Just the inter-bank credit a bit loose with the announcement by the developed financial bailouts of bad economic indicators have made fall scholarships. Now, the pressure on developing countries as some had believed "decoupled" from the rest of the world intensified while they are forced to repay their debts and assets must be transferred.
Consumers, businesses and countries around the world are gripped by fear. Talking about, nor a recession of average intensity of developed countries, but aggravated global depression. Discouragement occurred, with the sense that it can do nothing to stop things.

What is going on Were the measures taken to strengthen the financial system two weeks ago, bad Absolutely not. The injection of liquidity, the recapitalisation of banks, the greater standardization of the guarantees of deposits in the developed countries, all these measures were fair and necessary. But it was that of the first phase.
In developed countries, the depreciation of the assets and, more broadly, the fear of the future were shattered confidence in the economy. Consumption decreased and businesses have reduced their investments. The financial crisis has caused a severe decline in demand, phenomenon described by economists "Keynesian recession."
To restore the confidence, the only solution is to resort to macroeconomic tools, to encourage the application and maintain productivity. Monetary policy can be useful in countries where interest rates remain high, but the drying out of the credit risk of limiting the effectiveness of this measure. Therefore, it is fiscal policy to play the leading role. Expansionary fiscal policy is not without risk because it contributes to public debt, pushing by risk. But, to the point where we are, the benefits of such a policy are higher than the costs for countries whose debt is bearable.
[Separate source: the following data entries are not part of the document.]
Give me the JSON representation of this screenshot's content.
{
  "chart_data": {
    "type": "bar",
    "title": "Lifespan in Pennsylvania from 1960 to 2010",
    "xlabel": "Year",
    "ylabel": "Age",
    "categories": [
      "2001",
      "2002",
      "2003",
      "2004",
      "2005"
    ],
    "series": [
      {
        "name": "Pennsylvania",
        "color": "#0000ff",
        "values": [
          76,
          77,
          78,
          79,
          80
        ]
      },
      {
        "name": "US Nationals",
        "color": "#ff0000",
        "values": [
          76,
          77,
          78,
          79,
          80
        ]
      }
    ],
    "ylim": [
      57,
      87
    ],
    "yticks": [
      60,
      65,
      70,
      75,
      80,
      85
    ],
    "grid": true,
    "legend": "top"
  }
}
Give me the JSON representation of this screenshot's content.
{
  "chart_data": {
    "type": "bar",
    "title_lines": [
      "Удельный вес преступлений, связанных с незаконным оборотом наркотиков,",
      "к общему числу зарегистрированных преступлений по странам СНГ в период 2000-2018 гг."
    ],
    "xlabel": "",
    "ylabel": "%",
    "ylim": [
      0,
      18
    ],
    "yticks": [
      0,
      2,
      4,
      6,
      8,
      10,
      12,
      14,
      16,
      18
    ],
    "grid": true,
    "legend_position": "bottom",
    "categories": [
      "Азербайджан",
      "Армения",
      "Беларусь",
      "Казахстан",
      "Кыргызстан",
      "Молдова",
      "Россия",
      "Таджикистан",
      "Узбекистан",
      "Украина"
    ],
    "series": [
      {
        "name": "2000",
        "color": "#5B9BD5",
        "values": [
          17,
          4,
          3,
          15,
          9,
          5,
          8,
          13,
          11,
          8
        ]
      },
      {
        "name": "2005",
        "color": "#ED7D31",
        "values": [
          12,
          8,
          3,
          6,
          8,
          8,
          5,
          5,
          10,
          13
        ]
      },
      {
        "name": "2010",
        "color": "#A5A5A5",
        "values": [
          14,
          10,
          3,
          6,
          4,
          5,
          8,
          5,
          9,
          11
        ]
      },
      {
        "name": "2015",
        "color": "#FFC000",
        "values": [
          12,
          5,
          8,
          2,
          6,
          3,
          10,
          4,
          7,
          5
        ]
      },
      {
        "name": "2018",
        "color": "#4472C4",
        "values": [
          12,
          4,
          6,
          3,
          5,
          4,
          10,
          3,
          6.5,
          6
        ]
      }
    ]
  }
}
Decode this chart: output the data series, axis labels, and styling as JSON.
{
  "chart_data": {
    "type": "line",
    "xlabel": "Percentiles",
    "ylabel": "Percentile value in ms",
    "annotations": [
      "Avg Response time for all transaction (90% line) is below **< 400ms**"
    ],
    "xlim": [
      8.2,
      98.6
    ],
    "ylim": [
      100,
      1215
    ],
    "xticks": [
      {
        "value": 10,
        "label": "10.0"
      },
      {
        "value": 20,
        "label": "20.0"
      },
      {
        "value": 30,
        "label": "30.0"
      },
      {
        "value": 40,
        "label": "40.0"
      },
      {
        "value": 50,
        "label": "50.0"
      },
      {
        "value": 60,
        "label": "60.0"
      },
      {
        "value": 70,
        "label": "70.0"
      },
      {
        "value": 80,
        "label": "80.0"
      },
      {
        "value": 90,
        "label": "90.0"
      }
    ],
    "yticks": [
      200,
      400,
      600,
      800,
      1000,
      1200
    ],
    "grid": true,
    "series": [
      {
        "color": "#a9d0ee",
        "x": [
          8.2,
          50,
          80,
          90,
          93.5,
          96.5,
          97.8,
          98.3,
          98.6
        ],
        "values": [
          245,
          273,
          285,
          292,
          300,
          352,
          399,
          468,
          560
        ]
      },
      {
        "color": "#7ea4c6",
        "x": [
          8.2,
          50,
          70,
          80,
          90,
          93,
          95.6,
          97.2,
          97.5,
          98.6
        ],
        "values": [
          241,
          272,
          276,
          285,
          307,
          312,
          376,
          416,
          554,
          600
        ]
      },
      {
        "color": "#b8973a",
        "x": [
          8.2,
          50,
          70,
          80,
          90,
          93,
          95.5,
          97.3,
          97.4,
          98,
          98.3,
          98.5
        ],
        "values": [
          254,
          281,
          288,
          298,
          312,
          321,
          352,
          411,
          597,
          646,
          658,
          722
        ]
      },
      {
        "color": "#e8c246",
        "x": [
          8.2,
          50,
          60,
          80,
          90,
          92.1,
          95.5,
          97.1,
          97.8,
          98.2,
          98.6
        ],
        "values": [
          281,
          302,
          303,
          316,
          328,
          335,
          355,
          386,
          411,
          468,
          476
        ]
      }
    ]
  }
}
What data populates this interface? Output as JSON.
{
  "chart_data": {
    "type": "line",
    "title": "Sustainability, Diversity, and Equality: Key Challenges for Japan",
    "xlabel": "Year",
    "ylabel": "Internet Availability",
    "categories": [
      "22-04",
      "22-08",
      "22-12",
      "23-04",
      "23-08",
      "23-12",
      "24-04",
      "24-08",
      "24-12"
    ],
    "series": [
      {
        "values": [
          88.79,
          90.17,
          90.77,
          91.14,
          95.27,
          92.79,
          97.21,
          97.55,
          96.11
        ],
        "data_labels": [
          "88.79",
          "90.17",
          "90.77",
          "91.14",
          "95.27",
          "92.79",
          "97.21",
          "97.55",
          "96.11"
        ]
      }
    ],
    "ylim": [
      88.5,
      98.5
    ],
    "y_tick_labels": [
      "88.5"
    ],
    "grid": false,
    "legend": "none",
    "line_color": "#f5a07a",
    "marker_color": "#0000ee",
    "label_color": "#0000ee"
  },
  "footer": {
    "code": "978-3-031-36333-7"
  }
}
Developing countries face an additional problem. It is not only for them to cope with the threat of declining exports and confidence in their economies; they are the victims of this financial crisis, which began in the United States, is transported in Europe, and turn their borders at the end of string.
Foreign banks reduce their credits. Foreign investors repatriate their funds on an unprecedented scale. Ironically, the measures adopted to solve the crisis in the developed countries are also those who incite to bring back the money in the country of origin, which complicates the situation in developing countries.
To strengthen their financial systems and their aggregate demand, emerging countries should be prepared to take similar measures to those adopted by developed countries. But the recent prosperity of many of these countries comes them from their openness to international capitalism. A brutal judgment of these financial flows is a hard blow and involves challenges that these countries cannot face alone.
Developed countries must therefore be prepared to provide the funding required, and to do so at a level without equal. Otherwise, we run to insolvency, the placing under supervision of banks, to protectionism. Which would represent a return back to these countries and the world economy, and this for years.
The IMF has the resources to commit approximately $ 250 billion. We have action of internal procedures and structures that allow us to quickly provide financial resources, with a conditionality limited to the adoption of anti-crisis policies.
In addition, the Fund is to develop a financial mechanism to unblock funds urgently for emerging countries whose productivity and economic fundamentals are strong and sound economic policies.
This should recreate the basis for a return of confidence to investors. But, given the importance of capital flows, I appeal to the Governments and central banks of developed countries to provide funding, at the same time the IMF anti-crisis programs. I am also convinced of the need to find a way to mobilize the financial resources of the countries which have significant reserves of foreign exchange. The Fund will play its role, but all these entries are required to strengthen the credibility of the global response coordinated to the crisis.
We must also anticipate especially for low-income African countries. Given their modest participation in international financial markets, these countries have been somewhat from the storm so far. But this is a scary and probably precarious calm.
Many low income countries suffer the collapse of commodity prices. Some countries, including those that were emerging, could be denied the obtaining of foreign capital. They also will need assistance from the international community. The loans allocated by the IMF and international banks for development, as well as the maintenance of the support of the donors at current levels, will be vital if we want to avoid new human tragedies.
The dynamics of fear is potentially catastrophic, but this dynamic may be broken. Regardless of the disorders of the financial system, the tremendous advances over the years, in terms of technology, productivity and social achievements the real fundamental constitute a genuine legacy of the power of globalization as a positive force. It may be that it is too late to avoid a recession in developed countries and a slowdown in emerging and poor countries. But it is not too late to avoid a global depression.